When the Department of Health and Human Services approved a proposal allowing Arkansas to experiment with a “private option” for expanding Medicaid through President Obama’s healthcare law, it was viewed as a possible model for other states. But a recent report by the Government Accountability Office could change this thinking.
Under the Arkansas Medicaid model that HHS approved in September 2013, adults eligible for Obamacare’s Medicaid expansion are allowed to use government subsidies to choose among privately administered health plans on the new insurance exchange created by the law.
But a GAO report released Sept. 8 questioned the integrity of the HHS approval process. The report stated that, “In approving the demonstration, HHS did not ensure that the demonstration would be budget-neutral — that is, that the federal government would spend no more under the state’s demonstration than it would have spent without the demonstration.” GAO estimated that the $4 billion in spending that HHS approved for Arkansas was $778 million higher than what the state would have received under traditional Medicaid expansion. In addition, HHS “gave Arkansas the flexibility to adjust the approved spending limit if costs, once the demonstration is underway, prove higher than expected.”
HHS has also approved similar plans in Iowa and Pennsylvania, while at least two other states — New Hampshire and Utah — have been exploring the option. But GAO wrote that if HHS allows other states to follow the Arkansas model, it would have “significant cost implications for the federal government.”
In theory, the Arkansas program was supposed to represent a more market-based alternative for states reluctant to embrace an expansion of the traditional government-run Medicaid program. But the problems highlighted in the GAO report could discourage other states from following Arkansas’ lead.
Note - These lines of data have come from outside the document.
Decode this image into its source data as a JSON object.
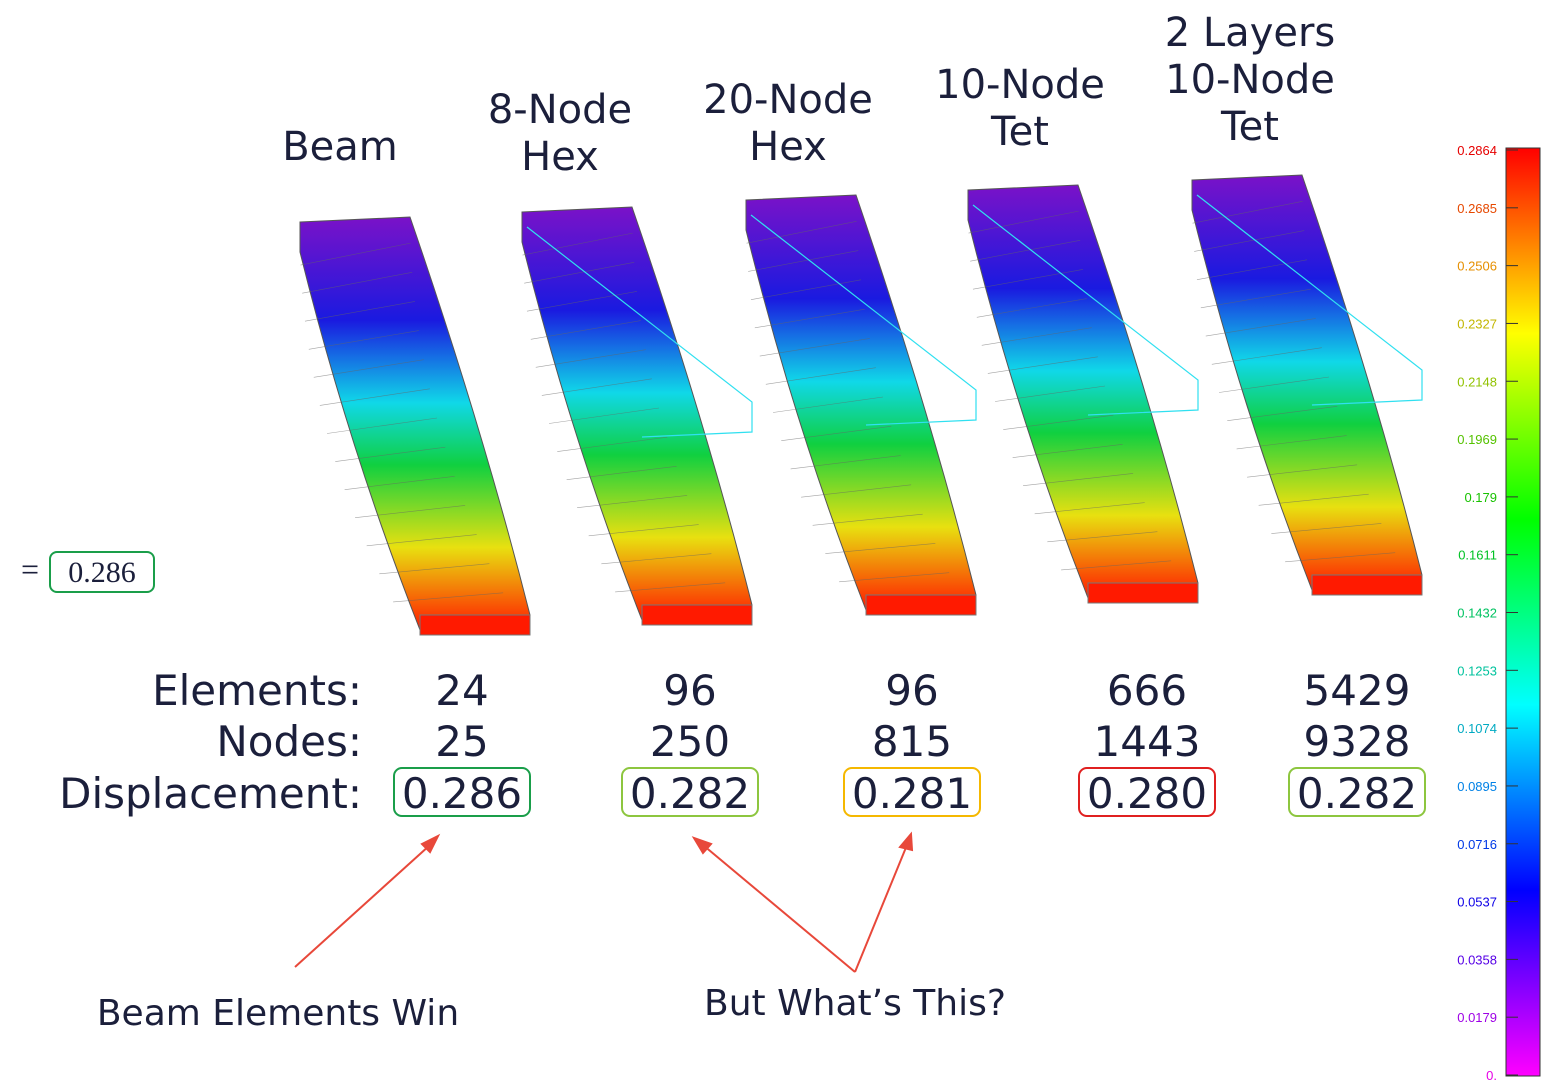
{
  "columns": [
    {
      "title": [
        "Beam"
      ],
      "elements": "24",
      "nodes": "25",
      "displacement": "0.286"
    },
    {
      "title": [
        "8-Node",
        "Hex"
      ],
      "elements": "96",
      "nodes": "250",
      "displacement": "0.282"
    },
    {
      "title": [
        "20-Node",
        "Hex"
      ],
      "elements": "96",
      "nodes": "815",
      "displacement": "0.281"
    },
    {
      "title": [
        "10-Node",
        "Tet"
      ],
      "elements": "666",
      "nodes": "1443",
      "displacement": "0.280"
    },
    {
      "title": [
        "2 Layers",
        "10-Node",
        "Tet"
      ],
      "elements": "5429",
      "nodes": "9328",
      "displacement": "0.282"
    }
  ],
  "row_labels": {
    "elements": "Elements:",
    "nodes": "Nodes:",
    "displacement": "Displacement:"
  },
  "formula": {
    "symbol": "=",
    "value": "0.286"
  },
  "annotations": [
    "Beam Elements Win",
    "But What’s This?"
  ],
  "legend": [
    "0.2864",
    "0.2685",
    "0.2506",
    "0.2327",
    "0.2148",
    "0.1969",
    "0.179",
    "0.1611",
    "0.1432",
    "0.1253",
    "0.1074",
    "0.0895",
    "0.0716",
    "0.0537",
    "0.0358",
    "0.0179",
    "0."
  ]
}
Obamacare boosts coverage, but not health, among young adults
One of the vexing questions confronting the healthcare policy community is whether expanding health insurance coverage actually translates to an improvement in individuals’ health. A study appearing this month in JAMA Pediatrics (a journal published by the American Medical Association) suggests it might not.
The study looked at surveys of individuals age 19 to 25 and 26 to 34 taken in 2009 and 2012. Obamacare became law during this period and forced insurance companies to allow younger Americans to remain on their parents’ plans until they were 26.
Researchers found that the rate of insurance among the younger cohort increased as a result of the law, but “without significant changes in perceived health care affordability or health status.”
There was “no significant change” in the number of those in the younger group who received a routine medical checkup in the previous year or in the perceived affordability of prescription drugs, dental care, or physician visits. The study also found there was no change in the percentage of the younger cohort that reported receiving a flu shot.
Previous studies on the relationship between health insurance and health outcomes have produced mixed results. In 2013, a major study published in the New England Journal of Medicine found no significant improvement in measured physical health outcomes in those who gained coverage through Medicaid in Oregon. But this May, a large study published in the Annals of Internal Medicine found a significant reduction in mortality in Massachusetts after the state’s 2006 expansion of insurance coverage.
One thing the JAMA study highlights is the distinction between health coverage and compliance. Just because people gain health coverage doesn’t necessarily mean that they’re going to seek care, particularly if they’re young and healthy.